- Born: 29 December 1967 (age 58) Bombay, India
- Education: IIT Bombay, Stanford University
- Occupations: Web and technology entrepreneur
- Known for: Efficient Frontier (company)

= Anil Kamath =

American computer scientist

Anil Kamath is a web and technology entrepreneur. He is the founder of eBoodle.com and of Efficient Frontier. Kamath holds the patent on use of modern portfolio theory to the field of online advertising. He is on the board of Commerce.com formerly known as BigCommerce.

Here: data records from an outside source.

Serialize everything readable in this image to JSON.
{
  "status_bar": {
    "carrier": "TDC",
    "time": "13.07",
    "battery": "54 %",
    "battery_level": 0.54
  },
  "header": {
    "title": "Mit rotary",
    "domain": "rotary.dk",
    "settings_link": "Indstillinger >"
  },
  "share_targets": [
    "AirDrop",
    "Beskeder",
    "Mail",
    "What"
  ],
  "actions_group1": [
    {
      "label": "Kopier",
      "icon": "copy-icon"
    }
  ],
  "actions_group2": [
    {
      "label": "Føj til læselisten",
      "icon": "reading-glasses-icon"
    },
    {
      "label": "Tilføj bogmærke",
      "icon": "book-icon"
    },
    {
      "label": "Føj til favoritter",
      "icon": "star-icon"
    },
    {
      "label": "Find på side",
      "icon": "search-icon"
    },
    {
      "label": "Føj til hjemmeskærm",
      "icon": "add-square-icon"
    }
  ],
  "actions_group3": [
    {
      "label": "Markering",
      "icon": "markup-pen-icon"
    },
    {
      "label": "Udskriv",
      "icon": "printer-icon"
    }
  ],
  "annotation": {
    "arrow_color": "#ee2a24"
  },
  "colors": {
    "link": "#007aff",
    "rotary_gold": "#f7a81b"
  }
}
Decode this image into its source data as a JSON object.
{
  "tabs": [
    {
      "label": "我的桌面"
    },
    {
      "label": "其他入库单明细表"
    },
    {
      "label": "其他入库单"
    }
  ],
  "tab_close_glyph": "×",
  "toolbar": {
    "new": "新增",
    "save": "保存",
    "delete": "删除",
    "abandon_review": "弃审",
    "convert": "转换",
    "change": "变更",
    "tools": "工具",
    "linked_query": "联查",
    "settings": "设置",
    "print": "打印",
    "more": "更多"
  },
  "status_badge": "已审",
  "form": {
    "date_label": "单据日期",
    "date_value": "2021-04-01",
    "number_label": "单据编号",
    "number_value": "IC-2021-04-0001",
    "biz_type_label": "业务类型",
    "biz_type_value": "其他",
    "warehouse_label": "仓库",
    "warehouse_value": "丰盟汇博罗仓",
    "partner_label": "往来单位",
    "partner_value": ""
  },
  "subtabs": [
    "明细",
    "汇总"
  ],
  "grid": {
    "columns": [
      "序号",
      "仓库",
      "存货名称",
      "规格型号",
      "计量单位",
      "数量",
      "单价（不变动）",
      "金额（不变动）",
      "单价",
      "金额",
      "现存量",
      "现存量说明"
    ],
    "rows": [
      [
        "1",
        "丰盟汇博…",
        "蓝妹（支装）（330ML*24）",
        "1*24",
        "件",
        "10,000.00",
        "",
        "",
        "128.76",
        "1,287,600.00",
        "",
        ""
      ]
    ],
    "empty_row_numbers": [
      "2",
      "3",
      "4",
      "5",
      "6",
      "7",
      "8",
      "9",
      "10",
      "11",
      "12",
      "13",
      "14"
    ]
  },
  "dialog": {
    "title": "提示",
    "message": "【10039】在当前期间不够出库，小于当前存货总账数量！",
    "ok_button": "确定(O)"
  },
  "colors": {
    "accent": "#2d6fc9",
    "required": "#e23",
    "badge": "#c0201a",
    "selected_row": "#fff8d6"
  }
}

== Personal life and education ==
Originally from Bombay, India, Kamath has a PhD in Computer Science from Stanford University and a Bachelor of Technology in Computer Science from IIT Bombay. He completed his schooling from St. Pauls High School Dadar, Bombay and his junior college education from D.G. Ruparel College, Bombay.

== Career ==
Kamath worked at Bell Labs and did his PhD in the area of Mathematical optimization. Kamath used his PhD work in the area of optimization to build quantitative models for program trading at the hedge fund of D. E. Shaw & Co. Kamath later started Efficient Frontier (company) and applied the same portfolio optimization techniques to the area of online advertising. Kamath headed the algorithms and optimization work at Efficient Frontier until its acquisition by Adobe Systems. At Adobe, Anil Kamath ran the data science and AI group that built the AI powered capabilities that are embedded throughout Adobe Experience cloud.
 He was also responsible for Adobe's data science collaborations with universities and Adobe's digital marketing research awards program. More recently, he worked on generative AI solutions designed to streamline and optimize the enterprise content supply chain, with the release of Adobe GenStudio for performance marketing. In July 2025, Kamath was appointed to the Board of Directors of BigCommerce, an open SaaS ecommerce platform.

Before Efficient Frontier, Kamath founded eBoodle.com, an ecommerce company providing comparison shopping and digital wallet services, that was acquired by Bizrate (Shopzilla). At Bizrate, Kamath developed a contextual advertising product.